Première incursion de la collection « La 3e scène » dans les salles. Soixante-quinze minutes de déambulation, au gré des sons et vibrations humaines, sous l’œil de quatre metteurs en scène. Un programme estival bienvenu.
Cinq ans déjà que l’Opéra de Paris offre des courts-métrages originaux et filmés par des artistes de tous horizons, dans le cadre de son espace en ligne, la 3e scène. Une proposition de création alternative et complémentaire aux spectacles vivants des Opéras Garnier et Bastille. Plus de soixante œuvres ont déjà vu le jour. Une première arrive avec ce programme de quatre films pensés et réunis pour une sortie en salle. Une femme et trois hommes. Une metteuse en scène de théâtre et trois cinéastes. Deux nés dans les années 1960, un dans les années 1970, et une à l’orée des années 1980. Le fil rouge de la séance est la voix féminine. Voix chantée qui inspire les récits divers et cristallise l’attention durant des minutes suspendues.
Au final, un passionnant travail de recherche et de confrontation entre documentaire et fiction. Montage d’images d’archives chez Sergei Loznitsa, enquête et jeu avec le réel chez Karim Moussaoui, mise en parallèle alterné entre représentation opératique et suivi médical chez Julie Deliquet, et road movie révélateur chez Jafar Panahi. Une mosaïque donc, ouverte aux vents d’ailleurs, et qui offre des miroirs donnant à réfléchir sur l’accès au chant et au spectacle. L’opéra en tant que lieu de culte artistique se révèle. Tour à tour, il est l’épicentre de la représentation du pouvoir et du glamour, digne du Festival de Cannes, mais aussi l’impossibilité même de son existence dans d’autres systèmes culturels et politiques, débouchant sur un équivalent officieux, tout comme le reflet de réalités triviales touchant aussi les interprètes de cet art.

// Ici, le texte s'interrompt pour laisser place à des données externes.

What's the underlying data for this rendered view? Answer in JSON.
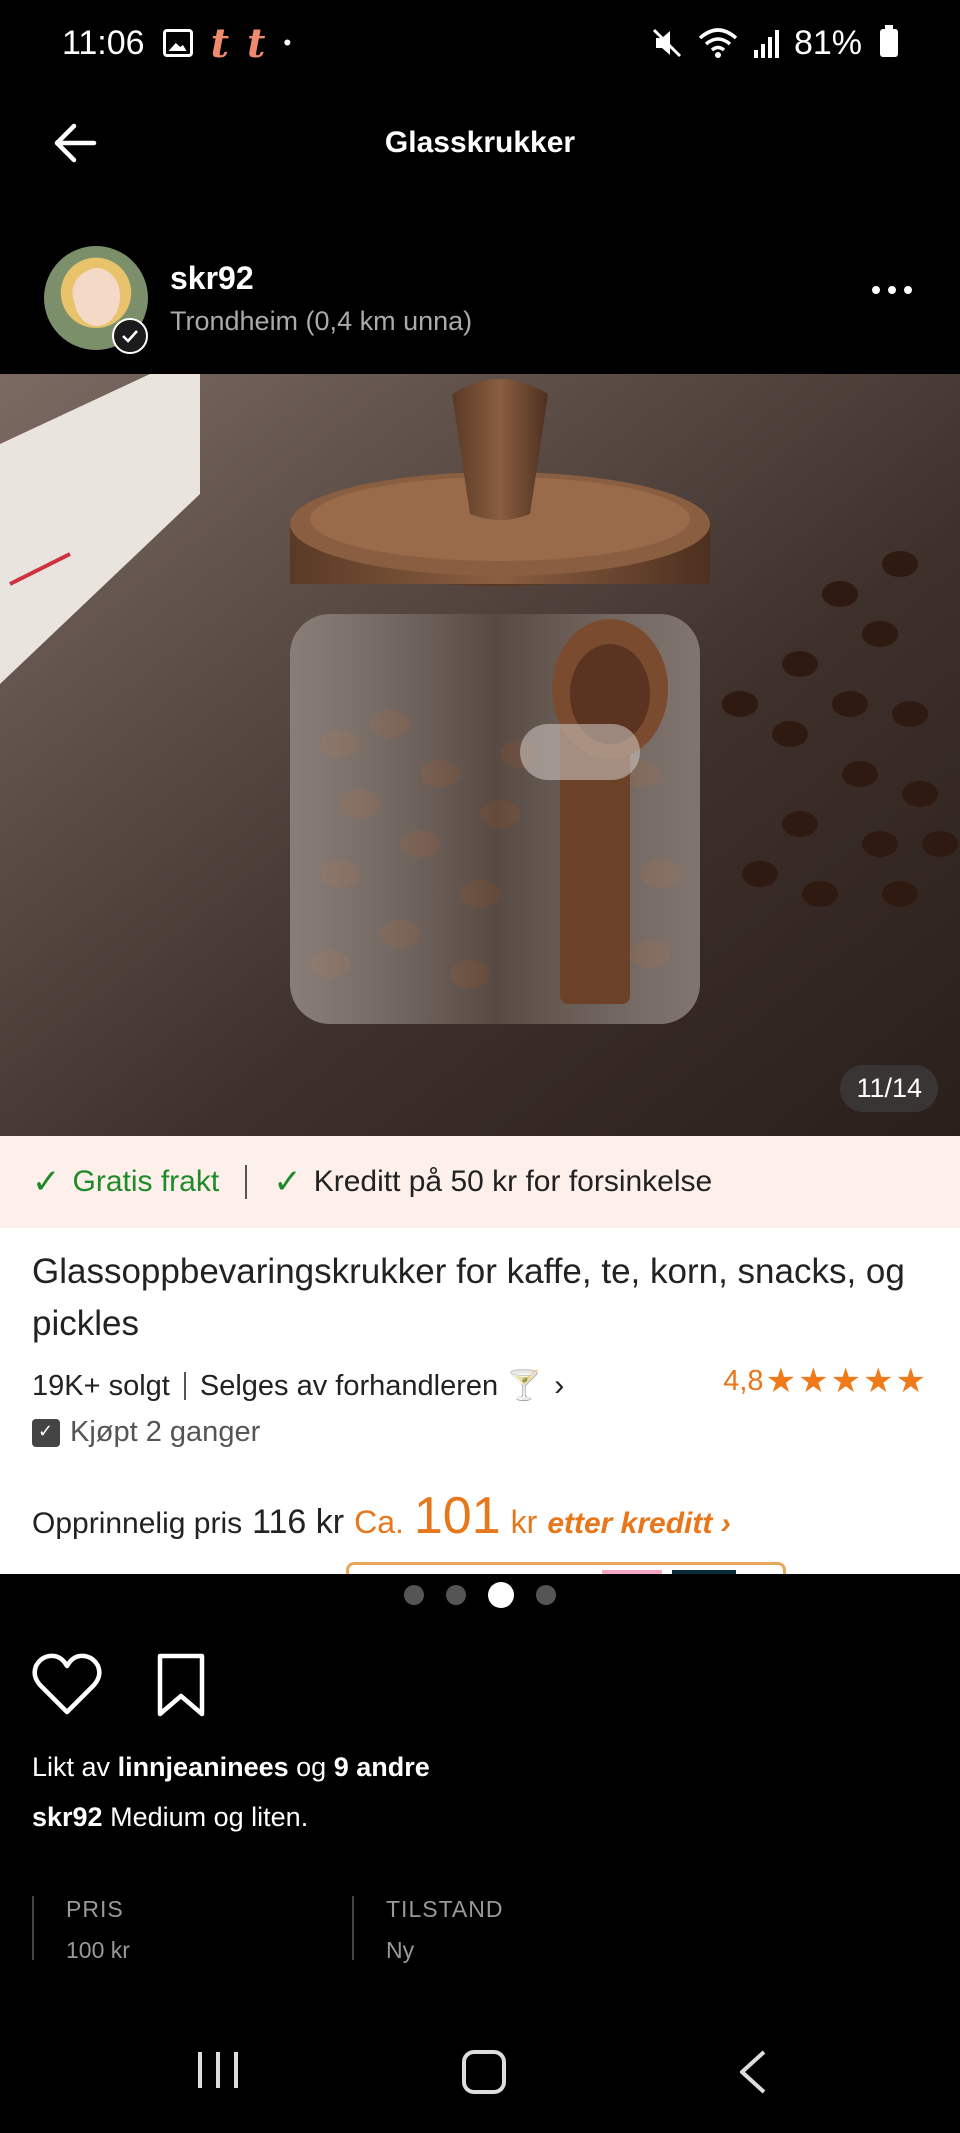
{
  "status_bar": {
    "time": "11:06",
    "notification_icons": [
      "image-icon",
      "t-icon",
      "t-icon"
    ],
    "notification_t": "t",
    "dot": "•",
    "battery": "81%",
    "icons": [
      "mute-icon",
      "wifi-icon",
      "signal-icon",
      "battery-icon"
    ]
  },
  "header": {
    "title": "Glasskrukker",
    "back_icon": "arrow-left-icon"
  },
  "seller": {
    "name": "skr92",
    "location": "Trondheim (0,4 km unna)",
    "more_icon": "more-dots-icon"
  },
  "product": {
    "image_counter": "11/14",
    "banner": {
      "free_shipping": "Gratis frakt",
      "credit": "Kreditt på 50 kr for forsinkelse"
    },
    "title": "Glassoppbevaringskrukker for kaffe, te, korn, snacks, og pickles",
    "sold": "19K+ solgt",
    "sold_by": "Selges av forhandleren 🍸",
    "chevron": "›",
    "rating": "4,8",
    "stars": 5,
    "bought": "Kjøpt 2 ganger",
    "price_label": "Opprinnelig pris",
    "orig_price": "116 kr",
    "ca": "Ca.",
    "price_after": "101",
    "kr": "kr",
    "after_credit": "etter kreditt ›",
    "accent_color": "#e8761b",
    "green_color": "#1f8a2a"
  },
  "pager": {
    "count": 4,
    "active": 3
  },
  "post": {
    "liked_by_prefix": "Likt av",
    "liked_by_user": "linnjeaninees",
    "liked_by_mid": "og",
    "liked_by_others": "9 andre",
    "caption_user": "skr92",
    "caption_text": "Medium og liten."
  },
  "info": {
    "price_label": "PRIS",
    "price_value": "100 kr",
    "condition_label": "TILSTAND",
    "condition_value": "Ny"
  },
  "nav": {
    "icons": [
      "recent-apps-icon",
      "home-icon",
      "back-icon"
    ]
  }
}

Au plaisir de la découverte des trésors visuels, où le Who’s Who des années 1950-1960 défile sur les marches du Palais Garnier, dans un montage savoureux de Loznitsa, suit la saisissante irruption des vibratos, quel que soit le décor. Maria Callas transcende L’Air de Rosine du Barbier de Séville de Rossini, des divas berbères médusent par leurs mélopées dans une grotte, tout comme la jeune fille, enfin trouvée par Panahi, sa fille et leur amie, subjugue vocalement dans sa maison au cœur de l’Iran. Les unes sont visibles, mais la dernière reste cachée, et même doublement voilée. La femme qui chante est toujours indécente là où règne l’obscurantisme. Le cinéma transgresse et rend justice, grâce à l’âme de ces gestes d’artistes. Inspirés par la commande, ils se redéploient, autrement. Si le segment proposé par Julie Deliquet paraît plus raide dans son dispositif et son exécution, il est vrai qu’elle débute dans la réalisation, contrairement à ses collègues. Son Violeta apporte un contrepoint à leurs voyages dans le temps et dans l’espace.